I have the equations $$y=\frac{4\lambda}{\frac{1}{2}\lambda^2+2}\quad \text{and}\quad y=\frac{\lambda x}{-\frac{1}{2}\lambda ^2 + 2}$$ each representing a line. I'm asked to find the locus of the intersection between them.
I think I'm supposed to eliminate $\lambda$ between them but I don't know how to do it. I know from the book that the solution should be the ellipse $\frac{x^2}{16}+\frac{y^2}{4}=1$, and that is confirmed by a geogebra plot.
Usually I just solve one of them for $\lambda$ and plug it into the other, but in this case both of them have $\lambda$ and $\lambda^2$ so I don't know how to solve it.
From the 2 equations we have: $x=\dfrac{4\cdot(4-\lambda^2)}{4+\lambda^2}$.
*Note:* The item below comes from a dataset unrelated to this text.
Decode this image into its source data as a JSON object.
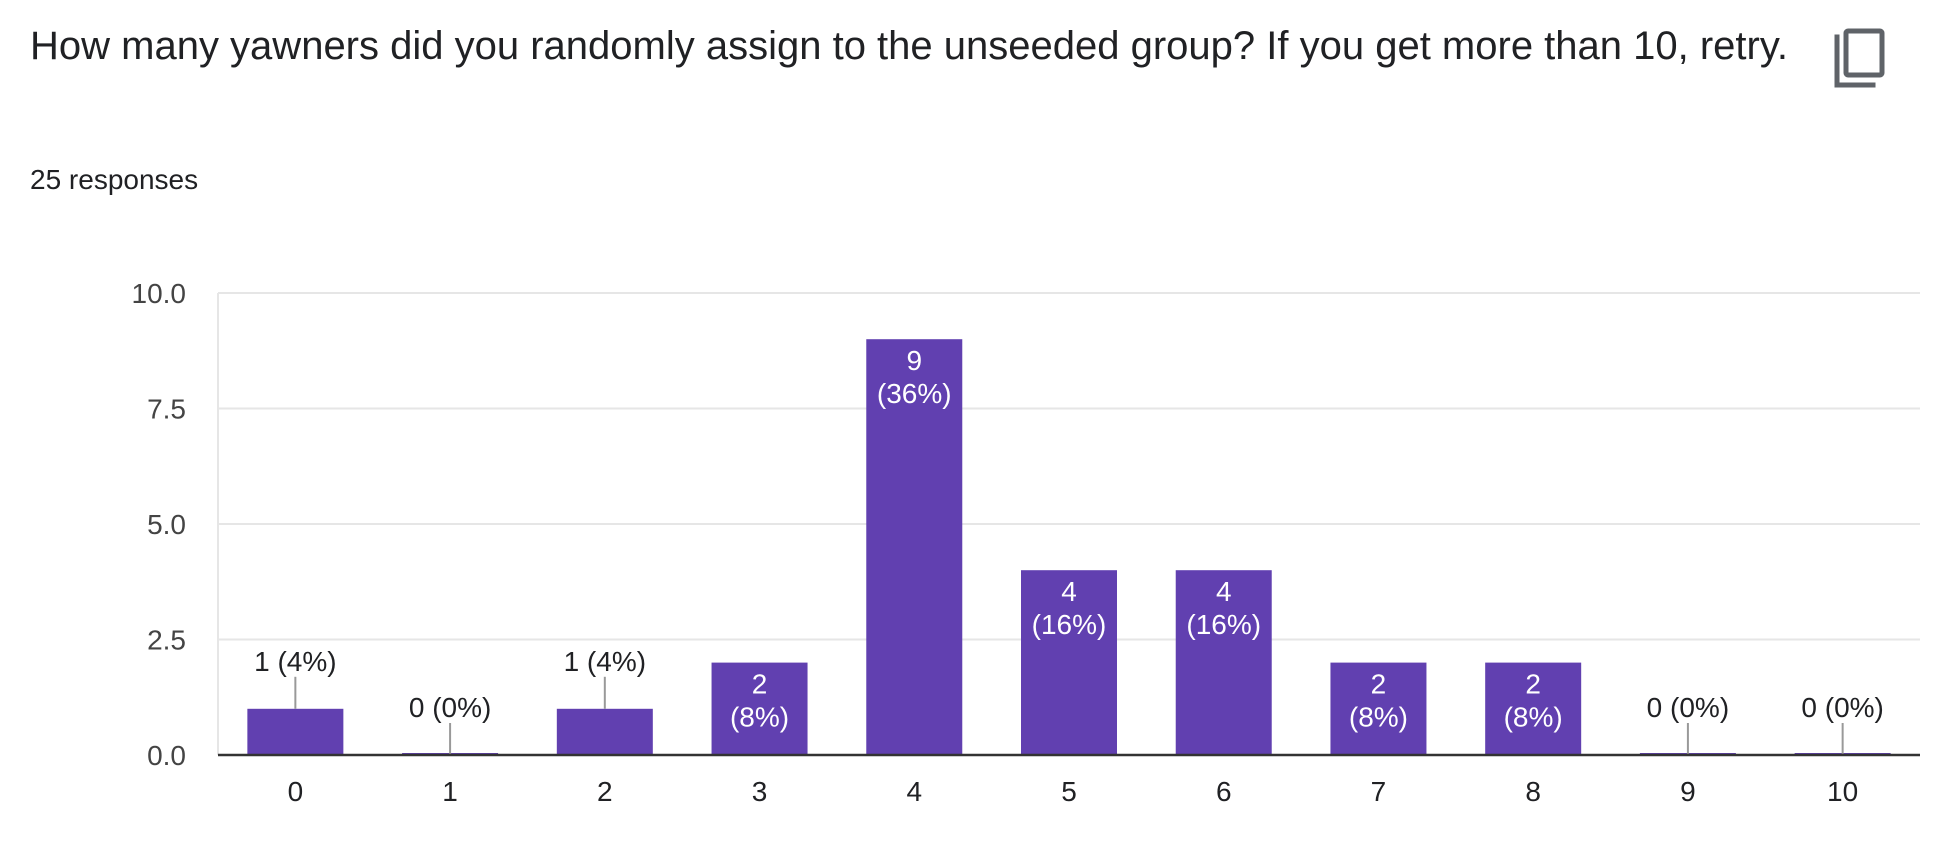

So, the coordinates of the points of intersection will be of the form: $$(x,y)=\left(\dfrac{4\cdot(4-\lambda^2)}{4+\lambda^2},\dfrac{8\lambda}{4+\lambda^2}\right).$$
$x^2=\dfrac{16\cdot(\lambda^4-8\lambda^2+16)}{16+8\lambda^2+\lambda^4}\implies \dfrac{x^2}{16}=\dfrac{\lambda^4-8\lambda^2+16}{16+8\lambda^2+\lambda^4}$
$y^2=\dfrac{64\lambda^2}{16+8\lambda^2+\lambda^4}\implies \dfrac{y^2}{4}=\dfrac{16\lambda^2}{16+8\lambda^2+\lambda^4}$
Finally, we take: $$\dfrac{x^2}{16}+\dfrac{y^2}{4}=\dfrac{\lambda^4-8\lambda^2+16}{16+8\lambda^2+\lambda^4}+\dfrac{16\lambda^2}{16+8\lambda^2+\lambda^4}=1$$